Un’origine non del tutto chiara
Sull’origine dell’idrogeno bianco si sa poco. La teoria più accreditata la fa risalire alla cosiddetta diagenesi, ovvero all’effetto di alcuni minerali ricchi di ferro (per esempio l’olivina), che in particolari condizioni comportano la scissione della molecola dell’acqua in idrogeno e ossigeno, con quest’ultimo che si lega al minerale. Un’altra teoria, non necessariamente alternativa, si basa sulla radiolisi, ovvero sulla scissione dell’acqua in idrogeno e ossigeno causata dalla radioattività naturale. In entrambi i casi, l’idrogeno rilasciato sale verso la superficie, dove si disperde in atmosfera o viene intrappolato da strati di roccia poco permeabili. La differenza, rispetto agli idrocarburi, è la velocità di formazione. Gli idrocarburi sono considerati fossili in quanto la loro formazione richiede milioni di anni, tempi non paragonabili a quelli relativi al loro sfruttamento. Al contrario, la formazione di idrogeno geologico si ipotizza sia estremamente rapida, con tempi di permanenza del gas nel sottosuolo che vanno dai 10 ai 100 anni. L’idrogeno bianco, dunque, è considerato alla stregua di una fonte pienamente rinnovabile.

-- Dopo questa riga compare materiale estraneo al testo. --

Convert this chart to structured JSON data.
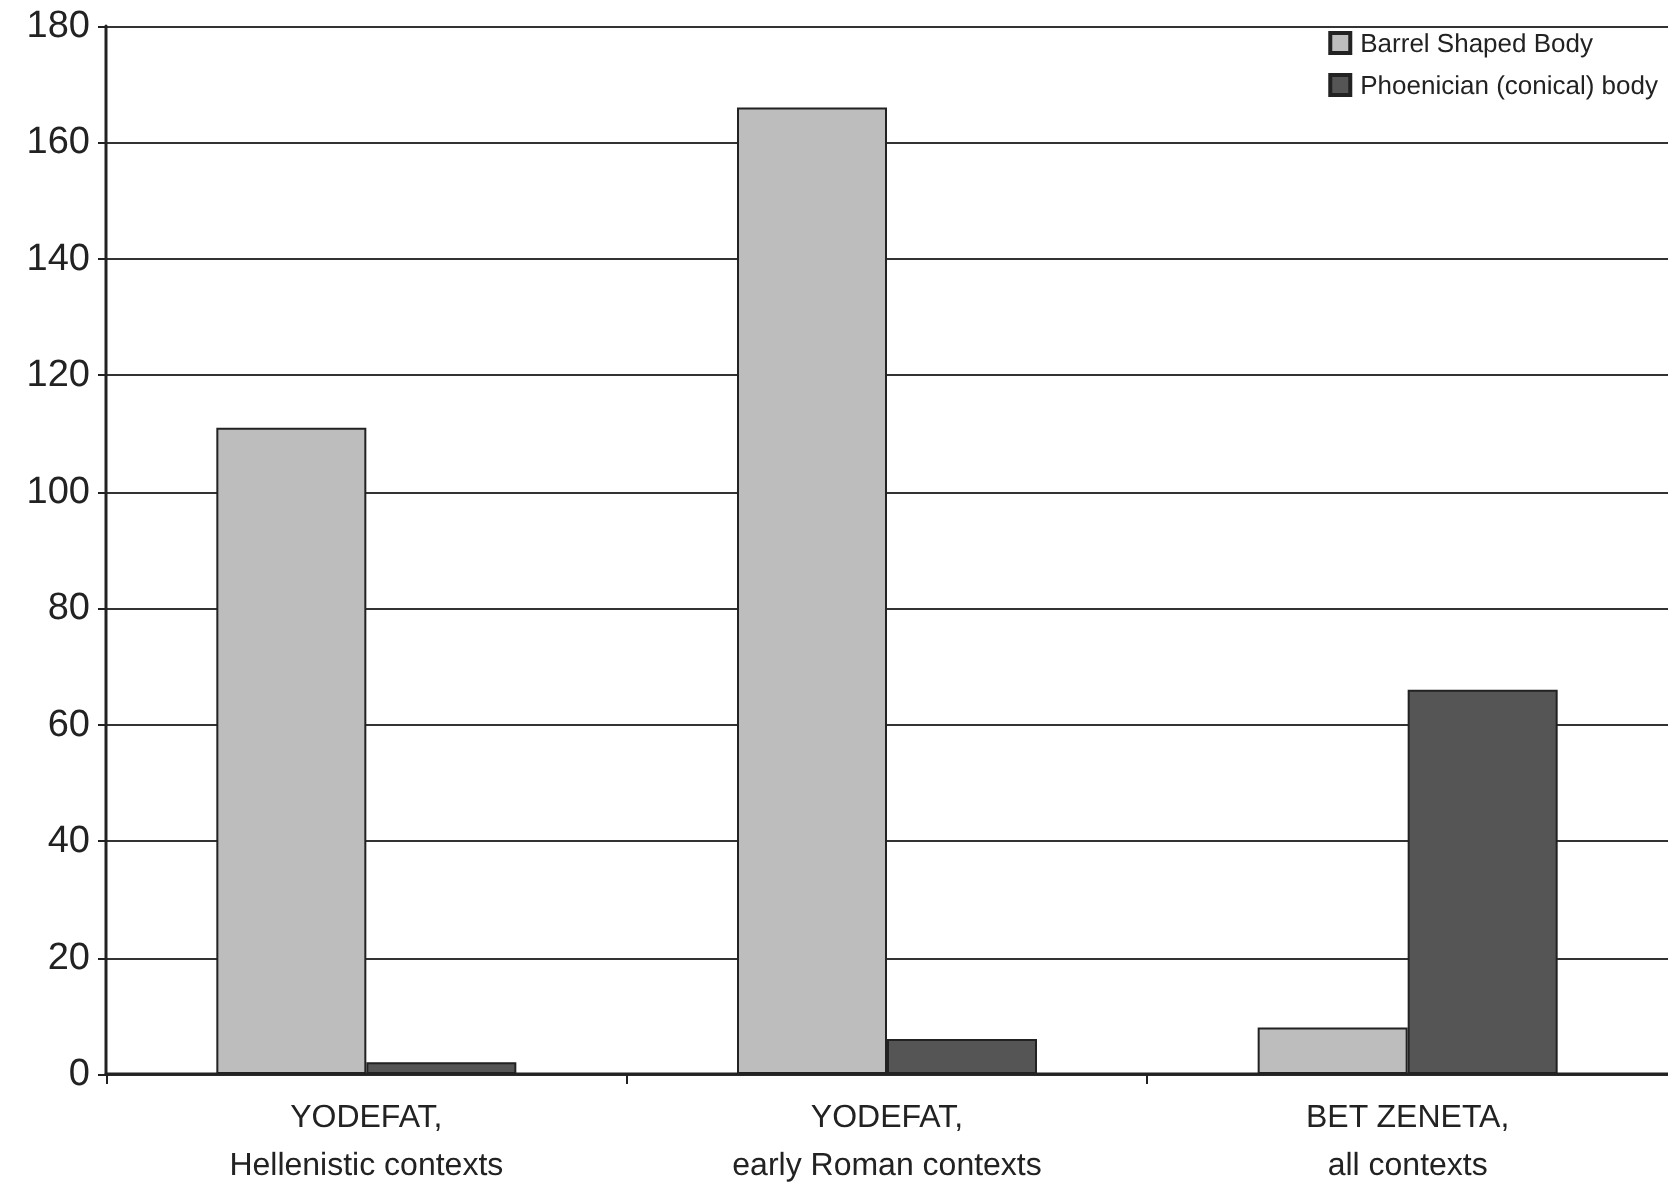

Investimenti per milioni di dollari
Capire le origini dell’idrogeno geologico è fondamentale per riuscire a trovarlo. La caccia al tesoro, infatti, sta già attirando centinaia di milioni di dollari di investimenti, stima S&P Global. In testa ci sono gli esploratori australiani, come HyTerra e Gold Hydrogen, che hanno già raccolto milioni con la quotazione in Borsa. Altri sono finanziati silenziosamente dai giganti petroliferi e minerari. Michael Howard, il “barone verde” britannico, ci sta provando con la sua start up Earth Source Hydrogen. E poi c’è Hydroma, la società con sede a Montreal dell’imprenditore africano Aliou Diallo, che sta sfruttando il giacimento di idrogeno scoperto anni fa nel Mali e ne ha già trovati altri due.